Oakland's defense and the Broncos' offensive struggles gave the Raiders' fans reason to believe an upset was possible. But the Broncos' defense seemed to be in "mind control" mode for most of the game, and allowed only the Marcel Reece touchdown catch in the second quarter.
Denver's defense has allowed just 65 points through five games -- an average of 13.0 per game. If it can maintain that pace, the offense doesn't have to be spectacular -- merely consistent.
But the offense has accounted for just 18.4 points per game, with a high of 24 in Detroit and a season-low nine points via three Brandon McManus field goals representing its entire day's work.
"We've got to play a [heck] of a lot better," Head Coach Gary Kubiak said. "I mean, it starts with me and the offensive coaches. We've got to get better offensively. The sad thing is, we do some good stuff and we don't finish anything. That's what's disappointing.

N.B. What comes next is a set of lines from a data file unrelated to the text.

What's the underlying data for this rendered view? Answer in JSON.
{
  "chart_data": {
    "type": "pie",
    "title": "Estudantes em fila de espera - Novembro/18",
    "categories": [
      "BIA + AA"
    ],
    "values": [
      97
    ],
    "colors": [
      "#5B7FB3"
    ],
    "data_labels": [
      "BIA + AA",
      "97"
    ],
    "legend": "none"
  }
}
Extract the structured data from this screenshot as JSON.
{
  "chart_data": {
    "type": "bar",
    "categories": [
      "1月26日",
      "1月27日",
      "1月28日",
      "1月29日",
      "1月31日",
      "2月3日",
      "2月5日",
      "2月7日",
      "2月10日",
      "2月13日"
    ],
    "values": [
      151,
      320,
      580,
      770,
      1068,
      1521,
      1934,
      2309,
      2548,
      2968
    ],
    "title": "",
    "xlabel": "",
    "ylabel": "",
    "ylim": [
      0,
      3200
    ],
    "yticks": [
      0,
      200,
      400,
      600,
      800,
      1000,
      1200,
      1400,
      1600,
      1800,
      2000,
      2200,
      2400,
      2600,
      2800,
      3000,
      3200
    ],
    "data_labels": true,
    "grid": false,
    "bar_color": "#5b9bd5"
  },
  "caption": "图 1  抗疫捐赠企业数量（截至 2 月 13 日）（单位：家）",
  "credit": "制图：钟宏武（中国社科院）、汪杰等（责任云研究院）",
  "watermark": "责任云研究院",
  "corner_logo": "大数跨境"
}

"And then everything keeps going back to 18 [Manning]. That's not fair. We've got to get better running the football. We've got to get better protecting him. And if we do those things, then we'll play better offensively. Obviously we're very, very fortunate."
Fortunate that their defense is so powerful and can pick up the offense when it struggles.
"The Broncos won the game today," Manning said. "Everybody wants to divide it, right? You have Broncos offensive commentary, defensive commentary, Broncos special teams … but we kind of lump it all together as a team win."